In addition to his later success as a musician, Johnson is an accomplished filmmaker. He directed the surf films Thicker Than Water (2000) and The September Sessions (2002), in which he also starred. He recorded both movie soundtracks and starred in the 2004 surf film A Brokedown Melody.

Suela released a four-track demo that caught the attention of Ben Harper's producer, J. P. Plunier, who worked with Johnson to produce his debut album Brushfire Fairytales during December 2000 with Harper and his Weissenborn lap steel guitar making a guest appearance. Brushfire Fairytales was released on February 1, 2001, and led to Johnson becoming the opening act in late February 2001 for the last twenty-three cities of Harper's "Innocent Criminals" tour of the United States.

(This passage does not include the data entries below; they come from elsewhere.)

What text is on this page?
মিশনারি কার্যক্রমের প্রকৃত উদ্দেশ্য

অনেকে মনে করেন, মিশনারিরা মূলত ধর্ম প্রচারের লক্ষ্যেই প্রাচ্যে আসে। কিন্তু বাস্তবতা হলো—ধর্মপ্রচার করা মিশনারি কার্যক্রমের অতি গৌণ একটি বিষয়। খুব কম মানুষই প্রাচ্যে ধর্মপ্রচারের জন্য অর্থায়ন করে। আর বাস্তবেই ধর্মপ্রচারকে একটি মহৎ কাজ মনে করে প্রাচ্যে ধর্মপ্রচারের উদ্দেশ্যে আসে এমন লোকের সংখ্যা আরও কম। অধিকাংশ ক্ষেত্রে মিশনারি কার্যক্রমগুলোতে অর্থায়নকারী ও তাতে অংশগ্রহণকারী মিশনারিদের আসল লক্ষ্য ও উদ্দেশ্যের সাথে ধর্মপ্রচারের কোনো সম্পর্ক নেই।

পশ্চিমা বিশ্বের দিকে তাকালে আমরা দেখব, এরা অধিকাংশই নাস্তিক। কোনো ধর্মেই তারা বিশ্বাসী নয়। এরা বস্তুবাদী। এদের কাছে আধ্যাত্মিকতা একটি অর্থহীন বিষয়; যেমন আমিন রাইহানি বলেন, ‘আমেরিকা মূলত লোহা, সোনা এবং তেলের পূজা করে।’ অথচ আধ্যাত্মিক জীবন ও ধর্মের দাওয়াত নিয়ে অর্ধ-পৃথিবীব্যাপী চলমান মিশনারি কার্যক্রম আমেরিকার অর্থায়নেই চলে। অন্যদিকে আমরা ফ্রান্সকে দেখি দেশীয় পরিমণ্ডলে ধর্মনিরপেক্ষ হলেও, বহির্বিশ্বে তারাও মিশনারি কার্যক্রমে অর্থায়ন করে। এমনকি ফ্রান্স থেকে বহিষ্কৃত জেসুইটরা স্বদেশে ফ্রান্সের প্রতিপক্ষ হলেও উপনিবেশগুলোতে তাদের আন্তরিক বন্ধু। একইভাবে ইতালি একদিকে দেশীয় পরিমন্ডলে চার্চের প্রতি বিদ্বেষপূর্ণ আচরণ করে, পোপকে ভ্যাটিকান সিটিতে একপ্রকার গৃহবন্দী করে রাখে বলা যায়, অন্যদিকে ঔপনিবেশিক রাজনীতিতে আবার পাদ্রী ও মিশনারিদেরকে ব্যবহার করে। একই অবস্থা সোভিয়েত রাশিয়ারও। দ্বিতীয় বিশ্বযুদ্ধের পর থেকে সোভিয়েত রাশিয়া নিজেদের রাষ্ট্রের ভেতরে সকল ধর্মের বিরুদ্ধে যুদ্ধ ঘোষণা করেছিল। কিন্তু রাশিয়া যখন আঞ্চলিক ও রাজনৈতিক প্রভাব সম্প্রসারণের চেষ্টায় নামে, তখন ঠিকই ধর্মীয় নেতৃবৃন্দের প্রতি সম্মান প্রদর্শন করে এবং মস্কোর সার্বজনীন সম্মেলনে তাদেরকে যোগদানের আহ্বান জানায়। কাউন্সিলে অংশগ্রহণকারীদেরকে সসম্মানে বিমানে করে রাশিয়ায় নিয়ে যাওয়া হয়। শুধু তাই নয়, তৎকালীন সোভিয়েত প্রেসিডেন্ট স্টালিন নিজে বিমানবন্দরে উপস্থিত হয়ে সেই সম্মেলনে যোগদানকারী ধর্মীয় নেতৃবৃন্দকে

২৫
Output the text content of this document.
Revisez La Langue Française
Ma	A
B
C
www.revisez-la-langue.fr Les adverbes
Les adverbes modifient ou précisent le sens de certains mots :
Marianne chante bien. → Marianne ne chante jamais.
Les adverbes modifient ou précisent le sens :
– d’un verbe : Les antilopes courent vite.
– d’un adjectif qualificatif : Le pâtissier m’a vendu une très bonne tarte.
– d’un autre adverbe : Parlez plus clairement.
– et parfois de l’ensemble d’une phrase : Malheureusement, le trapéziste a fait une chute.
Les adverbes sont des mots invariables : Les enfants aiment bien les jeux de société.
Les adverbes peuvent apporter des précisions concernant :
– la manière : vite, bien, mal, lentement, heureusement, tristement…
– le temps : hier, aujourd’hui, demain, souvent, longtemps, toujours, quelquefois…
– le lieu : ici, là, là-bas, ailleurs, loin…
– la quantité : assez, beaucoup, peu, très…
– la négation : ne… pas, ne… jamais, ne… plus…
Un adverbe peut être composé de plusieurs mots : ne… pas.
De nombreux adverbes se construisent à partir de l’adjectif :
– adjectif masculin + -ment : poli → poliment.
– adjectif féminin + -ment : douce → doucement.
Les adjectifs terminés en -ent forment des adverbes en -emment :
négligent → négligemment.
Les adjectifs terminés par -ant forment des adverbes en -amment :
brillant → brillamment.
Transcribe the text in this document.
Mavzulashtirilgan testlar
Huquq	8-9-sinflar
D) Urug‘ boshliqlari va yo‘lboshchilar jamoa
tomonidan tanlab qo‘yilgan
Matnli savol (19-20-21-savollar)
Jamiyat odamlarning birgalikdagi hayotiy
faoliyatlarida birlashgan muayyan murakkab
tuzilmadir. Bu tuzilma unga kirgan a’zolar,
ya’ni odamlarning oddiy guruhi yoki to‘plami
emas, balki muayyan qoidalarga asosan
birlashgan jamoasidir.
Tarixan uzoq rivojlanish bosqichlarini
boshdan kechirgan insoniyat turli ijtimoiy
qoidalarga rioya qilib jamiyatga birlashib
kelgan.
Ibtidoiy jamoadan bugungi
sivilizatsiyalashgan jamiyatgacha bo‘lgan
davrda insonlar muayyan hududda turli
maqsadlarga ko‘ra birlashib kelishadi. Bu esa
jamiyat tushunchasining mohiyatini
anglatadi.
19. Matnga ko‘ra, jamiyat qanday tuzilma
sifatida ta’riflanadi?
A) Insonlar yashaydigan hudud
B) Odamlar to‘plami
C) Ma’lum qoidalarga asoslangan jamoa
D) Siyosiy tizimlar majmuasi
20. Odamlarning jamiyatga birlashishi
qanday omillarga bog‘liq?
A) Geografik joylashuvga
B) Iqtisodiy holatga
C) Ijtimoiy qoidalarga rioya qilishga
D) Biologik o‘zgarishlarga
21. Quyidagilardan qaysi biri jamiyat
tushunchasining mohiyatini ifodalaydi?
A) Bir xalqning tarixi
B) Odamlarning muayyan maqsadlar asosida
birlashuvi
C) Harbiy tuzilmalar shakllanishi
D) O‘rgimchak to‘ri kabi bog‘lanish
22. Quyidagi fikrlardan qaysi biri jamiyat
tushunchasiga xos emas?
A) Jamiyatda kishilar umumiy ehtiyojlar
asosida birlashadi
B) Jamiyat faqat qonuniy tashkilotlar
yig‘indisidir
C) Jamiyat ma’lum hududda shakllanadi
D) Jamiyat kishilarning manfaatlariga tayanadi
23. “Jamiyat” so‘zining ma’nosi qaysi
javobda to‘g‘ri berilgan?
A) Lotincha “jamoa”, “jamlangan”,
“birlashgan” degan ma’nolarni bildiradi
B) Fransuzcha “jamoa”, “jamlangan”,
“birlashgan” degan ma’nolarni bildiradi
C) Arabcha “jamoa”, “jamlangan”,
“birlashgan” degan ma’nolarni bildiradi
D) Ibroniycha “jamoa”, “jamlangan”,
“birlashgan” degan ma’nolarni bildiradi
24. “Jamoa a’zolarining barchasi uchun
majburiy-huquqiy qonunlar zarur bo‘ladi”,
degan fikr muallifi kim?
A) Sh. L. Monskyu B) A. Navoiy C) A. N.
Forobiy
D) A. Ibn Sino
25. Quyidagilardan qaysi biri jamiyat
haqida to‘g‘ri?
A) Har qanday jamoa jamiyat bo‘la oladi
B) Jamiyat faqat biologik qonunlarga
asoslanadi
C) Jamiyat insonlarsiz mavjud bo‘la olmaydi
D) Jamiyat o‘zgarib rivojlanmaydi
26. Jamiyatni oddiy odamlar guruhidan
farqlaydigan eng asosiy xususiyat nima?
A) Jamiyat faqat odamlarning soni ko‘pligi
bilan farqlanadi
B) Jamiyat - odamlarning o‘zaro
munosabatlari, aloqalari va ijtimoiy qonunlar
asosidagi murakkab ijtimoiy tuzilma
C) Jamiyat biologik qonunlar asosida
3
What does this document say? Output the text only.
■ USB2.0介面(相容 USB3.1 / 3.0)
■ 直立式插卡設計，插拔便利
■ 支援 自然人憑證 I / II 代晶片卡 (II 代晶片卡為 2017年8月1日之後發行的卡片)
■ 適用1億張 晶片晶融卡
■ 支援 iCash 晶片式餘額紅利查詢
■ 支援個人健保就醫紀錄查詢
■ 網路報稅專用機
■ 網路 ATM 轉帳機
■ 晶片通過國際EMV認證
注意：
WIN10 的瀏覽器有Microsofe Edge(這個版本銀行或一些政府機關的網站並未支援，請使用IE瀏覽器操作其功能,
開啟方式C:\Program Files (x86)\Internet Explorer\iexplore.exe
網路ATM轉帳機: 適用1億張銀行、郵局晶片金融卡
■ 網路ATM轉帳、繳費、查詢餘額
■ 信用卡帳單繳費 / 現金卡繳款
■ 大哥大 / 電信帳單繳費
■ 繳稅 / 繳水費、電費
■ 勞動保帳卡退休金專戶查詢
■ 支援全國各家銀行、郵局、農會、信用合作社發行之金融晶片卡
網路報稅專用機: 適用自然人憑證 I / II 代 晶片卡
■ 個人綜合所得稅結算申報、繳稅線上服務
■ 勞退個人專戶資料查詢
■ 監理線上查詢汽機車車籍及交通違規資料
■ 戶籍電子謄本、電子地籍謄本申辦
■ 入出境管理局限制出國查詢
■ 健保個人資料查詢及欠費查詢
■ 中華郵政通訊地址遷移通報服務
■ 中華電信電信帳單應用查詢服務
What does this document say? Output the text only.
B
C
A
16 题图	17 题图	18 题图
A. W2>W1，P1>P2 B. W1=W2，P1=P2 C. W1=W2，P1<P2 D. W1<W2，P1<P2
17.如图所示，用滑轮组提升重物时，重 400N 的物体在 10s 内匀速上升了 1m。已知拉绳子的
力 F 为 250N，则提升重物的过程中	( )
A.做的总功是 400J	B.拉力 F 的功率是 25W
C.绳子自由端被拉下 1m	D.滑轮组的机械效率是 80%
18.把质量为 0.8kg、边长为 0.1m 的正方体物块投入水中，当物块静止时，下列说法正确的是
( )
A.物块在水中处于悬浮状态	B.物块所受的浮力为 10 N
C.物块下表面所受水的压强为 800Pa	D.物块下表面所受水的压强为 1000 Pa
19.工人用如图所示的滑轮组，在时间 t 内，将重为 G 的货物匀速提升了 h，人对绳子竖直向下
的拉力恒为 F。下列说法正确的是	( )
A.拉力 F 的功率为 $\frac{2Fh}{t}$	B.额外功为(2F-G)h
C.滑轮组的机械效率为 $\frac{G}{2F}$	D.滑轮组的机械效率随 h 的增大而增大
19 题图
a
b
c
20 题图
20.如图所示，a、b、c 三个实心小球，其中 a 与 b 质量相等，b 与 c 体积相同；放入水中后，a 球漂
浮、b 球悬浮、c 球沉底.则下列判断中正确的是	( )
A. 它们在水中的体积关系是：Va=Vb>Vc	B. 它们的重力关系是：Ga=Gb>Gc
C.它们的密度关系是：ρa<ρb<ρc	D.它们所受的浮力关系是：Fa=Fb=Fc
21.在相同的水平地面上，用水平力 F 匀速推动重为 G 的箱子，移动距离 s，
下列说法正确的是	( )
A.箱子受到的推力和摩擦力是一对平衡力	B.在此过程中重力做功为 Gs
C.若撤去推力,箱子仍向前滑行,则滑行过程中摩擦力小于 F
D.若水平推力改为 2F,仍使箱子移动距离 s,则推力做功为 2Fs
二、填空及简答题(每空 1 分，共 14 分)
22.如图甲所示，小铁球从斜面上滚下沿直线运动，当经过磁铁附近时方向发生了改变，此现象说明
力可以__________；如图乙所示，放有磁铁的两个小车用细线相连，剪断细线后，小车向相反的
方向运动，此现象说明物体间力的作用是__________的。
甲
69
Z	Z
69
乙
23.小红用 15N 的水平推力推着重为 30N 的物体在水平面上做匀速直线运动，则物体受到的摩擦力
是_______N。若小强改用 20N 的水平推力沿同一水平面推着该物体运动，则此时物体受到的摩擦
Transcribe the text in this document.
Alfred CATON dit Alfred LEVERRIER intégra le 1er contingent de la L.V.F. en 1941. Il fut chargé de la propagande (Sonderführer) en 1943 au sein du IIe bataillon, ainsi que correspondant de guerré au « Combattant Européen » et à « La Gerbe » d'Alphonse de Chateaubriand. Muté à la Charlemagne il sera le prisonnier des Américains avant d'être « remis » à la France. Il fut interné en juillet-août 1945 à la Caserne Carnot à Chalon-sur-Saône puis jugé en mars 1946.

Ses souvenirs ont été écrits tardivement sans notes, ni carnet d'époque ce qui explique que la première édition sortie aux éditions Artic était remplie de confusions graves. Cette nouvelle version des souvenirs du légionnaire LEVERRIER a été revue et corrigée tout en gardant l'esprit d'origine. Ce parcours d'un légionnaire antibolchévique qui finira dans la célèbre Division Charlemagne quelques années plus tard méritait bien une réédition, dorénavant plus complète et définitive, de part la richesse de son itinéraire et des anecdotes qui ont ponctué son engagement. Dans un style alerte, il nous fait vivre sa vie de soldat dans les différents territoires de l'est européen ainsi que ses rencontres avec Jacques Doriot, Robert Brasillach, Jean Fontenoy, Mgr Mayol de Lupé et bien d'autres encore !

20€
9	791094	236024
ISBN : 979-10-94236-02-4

Johnson as well as Adam Topol (drums, percussion) and Merlo Podlewski (bass), who played on Brushfire Fairytales to record his second full-length album On and On; Mario Caldato Jr. was the producer. It was the first album to be recorded at Johnson's Mango Tree Studio in his hometown of North Shore, Oahu as well as the first to be released through The Moonshine Conspiracy Records. On and On was released on May 6, 2003. The Moonshine Conspiracy Records became Brushfire Records; Johnson turned the offices and studios of his Los Angeles based record company into a model of eco-friendliness, with solar power, recyclable CD packaging, and power-saving air conditioners.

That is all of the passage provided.